En fait ce film est réussi et on prend plaisir à entrer dedans.
Cessez donc de vouloir mettre des mots sur tout surtout quand ils tombent « à côté » et profitez plutôt.
C’est bien meilleur que les Marvel de ces dernières années où les parlottes vides se succèdent et nous privent d’action, sans même arriver à égaler la vieille série Dallas pourtant déjà bien vide.
Bonjour,
Pleinement d’accord sur le fait que l’aspect rédemption et l’aspect social sont les mieux traités dans le film.
En réalité, on se moque que les effets spéciaux soient imparfaits. Simplement parce qu’il y a un scénario avec un personnage qui a de la profondeur.
Les Marvel sont du divertissement. Là, on a un film.
J’ai regardé le film hier et étant un fan de Sly je n’ai pas été déçu ce film cassé tous les codes j’ai adoré l’histoire d’amitié entre ce jeune garçon qui a du talent et notre Sly
L’histoire est belle et le film a un rythme certain .
J ai vu le film et entendu les critiques.
C est un honnête divertissement d action.
Ne le comparons pas aux Marvel(qui ont baissé dangereusment au niveau du scénario et des films) mais ce n’est que mon avis.
Le Samaritain parle de rédemption en la personne de Joe qui n arrive pas à se redonner une chance et a redemarrer sa vie. Le contexte est important j ai cru voir une ville française. Pour finir les seules choses qui m ont dérangé sont l ado qui se la ramène un peu trop mais qui est attachant et,le méchant qui est pas du tout a la hauteur. Mon méchant absolu est Jr dans Dallas, il a la classe, le charisme et surtout il est retort. Tout ce qui manque à ce mechant
pour moi personnel je dirai que arrêter de juger et vous serez Point juger à vôtre tour ! j,ai dû comprendre que la critique du film de Silverstone Stallone est no Buenos porque senior ?

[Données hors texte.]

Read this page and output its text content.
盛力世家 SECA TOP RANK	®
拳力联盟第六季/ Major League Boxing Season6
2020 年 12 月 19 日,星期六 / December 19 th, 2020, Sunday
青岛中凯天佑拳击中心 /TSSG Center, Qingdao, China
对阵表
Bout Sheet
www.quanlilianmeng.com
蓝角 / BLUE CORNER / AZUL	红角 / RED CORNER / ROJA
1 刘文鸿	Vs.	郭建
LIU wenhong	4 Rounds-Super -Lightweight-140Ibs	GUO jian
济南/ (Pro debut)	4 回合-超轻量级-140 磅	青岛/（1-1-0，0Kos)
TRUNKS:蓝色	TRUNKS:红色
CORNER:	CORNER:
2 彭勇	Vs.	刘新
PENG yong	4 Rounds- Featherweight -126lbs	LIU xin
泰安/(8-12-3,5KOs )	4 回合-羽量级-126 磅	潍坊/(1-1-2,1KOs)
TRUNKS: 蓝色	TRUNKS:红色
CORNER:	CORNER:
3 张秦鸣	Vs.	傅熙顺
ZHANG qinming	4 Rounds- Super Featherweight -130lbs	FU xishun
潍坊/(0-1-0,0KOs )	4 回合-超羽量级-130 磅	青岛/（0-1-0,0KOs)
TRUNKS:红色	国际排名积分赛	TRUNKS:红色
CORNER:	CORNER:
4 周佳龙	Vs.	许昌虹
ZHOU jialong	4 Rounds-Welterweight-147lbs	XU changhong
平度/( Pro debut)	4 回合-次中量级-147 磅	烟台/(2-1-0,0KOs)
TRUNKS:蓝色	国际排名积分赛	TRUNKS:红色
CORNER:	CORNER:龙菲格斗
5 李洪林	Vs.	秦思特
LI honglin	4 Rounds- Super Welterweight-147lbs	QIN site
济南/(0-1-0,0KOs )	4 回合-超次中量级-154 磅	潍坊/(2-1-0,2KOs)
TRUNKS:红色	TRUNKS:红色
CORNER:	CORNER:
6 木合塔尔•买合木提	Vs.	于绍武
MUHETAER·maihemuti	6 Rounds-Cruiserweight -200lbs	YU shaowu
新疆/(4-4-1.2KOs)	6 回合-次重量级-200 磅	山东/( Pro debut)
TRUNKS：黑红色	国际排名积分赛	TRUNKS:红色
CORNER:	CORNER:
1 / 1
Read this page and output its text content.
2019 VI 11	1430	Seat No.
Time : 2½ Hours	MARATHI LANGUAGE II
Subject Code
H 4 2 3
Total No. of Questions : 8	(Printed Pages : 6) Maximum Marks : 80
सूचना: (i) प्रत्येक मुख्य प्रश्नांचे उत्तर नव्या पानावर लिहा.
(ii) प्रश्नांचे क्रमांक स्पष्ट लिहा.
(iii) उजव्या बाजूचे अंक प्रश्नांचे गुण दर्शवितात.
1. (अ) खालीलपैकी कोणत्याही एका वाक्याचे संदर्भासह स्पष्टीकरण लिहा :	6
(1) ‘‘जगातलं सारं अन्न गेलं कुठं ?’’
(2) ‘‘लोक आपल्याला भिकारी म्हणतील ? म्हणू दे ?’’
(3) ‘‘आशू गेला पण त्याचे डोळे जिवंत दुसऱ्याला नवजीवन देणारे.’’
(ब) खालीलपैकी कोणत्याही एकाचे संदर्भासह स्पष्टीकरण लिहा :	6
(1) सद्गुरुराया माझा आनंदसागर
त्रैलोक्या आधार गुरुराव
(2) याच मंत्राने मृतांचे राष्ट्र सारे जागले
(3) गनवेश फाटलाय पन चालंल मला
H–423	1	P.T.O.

J’ai bien aimé ce film d’action même si ce n’est pas le meilleur mais on passe un bon moment ? A quand une suite ?
Un nouveau film de mr Stallone est un beau cadeau avant Noël. Merci à lui pour ses films qui nous ont faient vibrer vive le roi. On t aiment Sly
Le gamin qui se la raconte trop, c’est surfait et en plus il joue mal et a une voix française énervante. En bref il saccage le film.

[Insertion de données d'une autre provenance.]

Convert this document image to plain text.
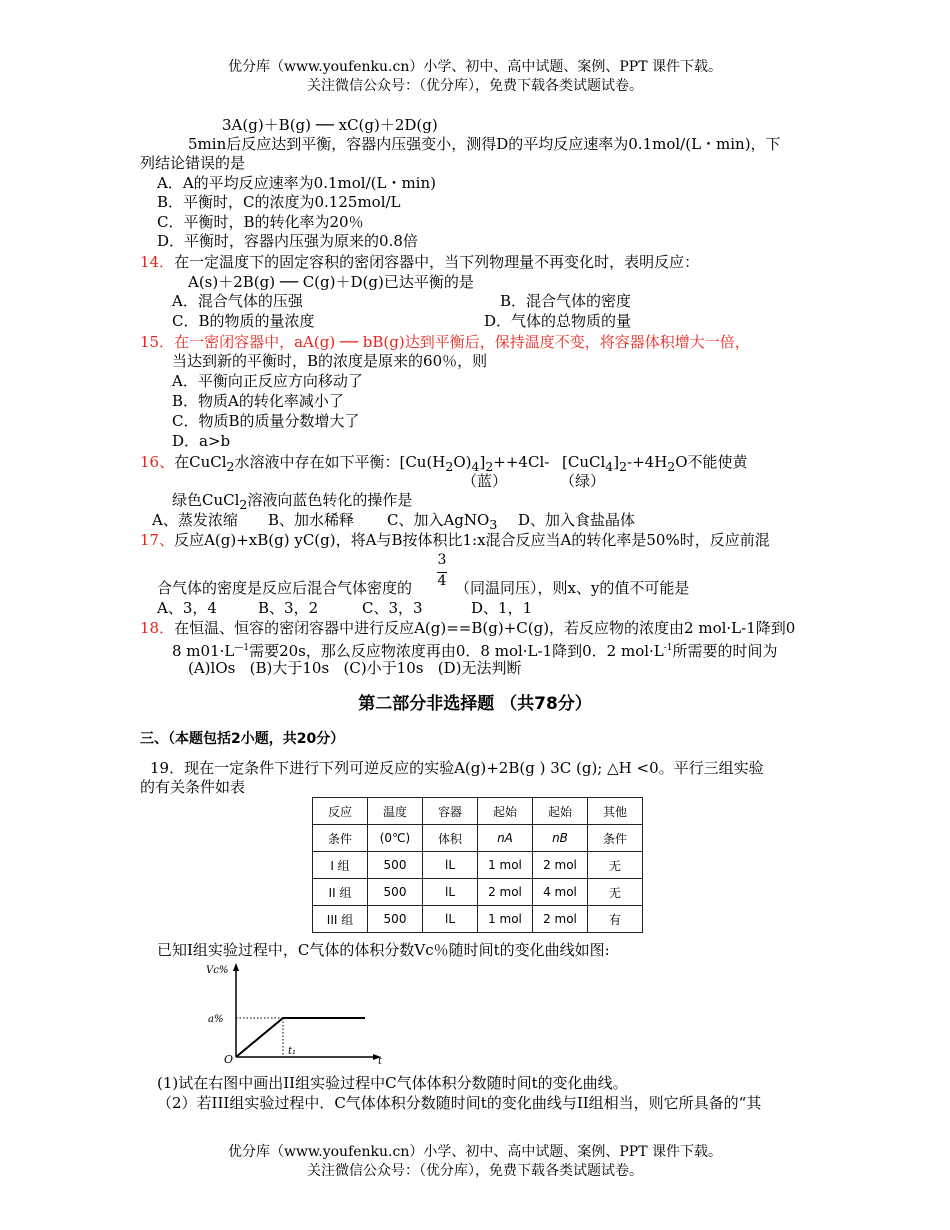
优分库（www.youfenku.cn）小学、初中、高中试题、案例、PPT 课件下载。
关注微信公众号：（优分库），免费下载各类试题试卷。
3A(g)＋B(g) ── xC(g)＋2D(g)
5min后反应达到平衡，容器内压强变小，测得D的平均反应速率为0.1mol/(L・min)，下
列结论错误的是
A．A的平均反应速率为0.1mol/(L・min)
B．平衡时，C的浓度为0.125mol/L
C．平衡时，B的转化率为20％
D．平衡时，容器内压强为原来的0.8倍
14．在一定温度下的固定容积的密闭容器中，当下列物理量不再变化时，表明反应：
A(s)＋2B(g) ── C(g)＋D(g)已达平衡的是
A．混合气体的压强	B．混合气体的密度
C．B的物质的量浓度	D．气体的总物质的量
15．在一密闭容器中，aA(g) ── bB(g)达到平衡后，保持温度不变，将容器体积增大一倍，
当达到新的平衡时，B的浓度是原来的60％，则
A．平衡向正反应方向移动了
B．物质A的转化率减小了
C．物质B的质量分数增大了
D．a>b
16、在CuCl$_2$水溶液中存在如下平衡：$[Cu(H_2O)_4]_2++4Cl-$ $[CuCl_4]_2-+4H_2O$不能使黄
（蓝）	（绿）
绿色CuCl$_2$溶液向蓝色转化的操作是
A、蒸发浓缩 B、加水稀释 C、加入AgNO$_3$ D、加入食盐晶体
17、反应A(g)+xB(g) yC(g)，将A与B按体积比1:x混合反应当A的转化率是50%时，反应前混
3
4
合气体的密度是反应后混合气体密度的	（同温同压），则x、y的值不可能是
A、3，4	B、3，2	C、3，3	D、1，1
18．在恒温、恒容的密闭容器中进行反应A(g)==B(g)+C(g)，若反应物的浓度由2 mol·L-1降到0
8 $m01\cdot L^{—1}$需要20s，那么反应物浓度再由0．8 mol·L-1降到0．2 $mol\cdot L^{-1}$所需要的时间为
(A)lOs (B)大于10s (C)小于10s (D)无法判断
第二部分非选择题 （共78分）
三、（本题包括2小题，共20分）
19．现在一定条件下进行下列可逆反应的实验A(g)+2B(g ) 3C (g); △H <0。平行三组实验
的有关条件如表
反应	温度	容器	起始	起始	其他
条件	(0℃)	体积	nA	nB	条件
I 组	500	lL	1 mol	2 mol	无
II 组	500	lL	2 mol	4 mol	无
III 组	500	lL	1 mol	2 mol	有
已知I组实验过程中，C气体的体积分数Vc％随时间t的变化曲线如图:
Vc%
a%
O
t₁
t
(1)试在右图中画出II组实验过程中C气体体积分数随时间t的变化曲线。
（2）若III组实验过程中．C气体体积分数随时间t的变化曲线与II组相当，则它所具备的“其
优分库（www.youfenku.cn）小学、初中、高中试题、案例、PPT 课件下载。
关注微信公众号：（优分库），免费下载各类试题试卷。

@mickael: le gamin. n y peut rien si sa voix française est à chier…..n importe quoi..,,pareil pour la traduction….mdr
J’ai bien aimé. Il n’a que 4 ans de plus que moi. Vive les vieux !
Bonsoir,
Je suis très fan de SLY, mais la il faut dire , que…il y a rien à en dire.
Trop lent.
Trop mou.
Scénario à lencre rouge
Je pensais avoir tout vu
Après juge dreed
Désolé mais c’est une daube.
Mon dieu… zéro surprise, aucun enjeu: il est fort, l’ennemi ne l’est pas. nul sur toute la ligne.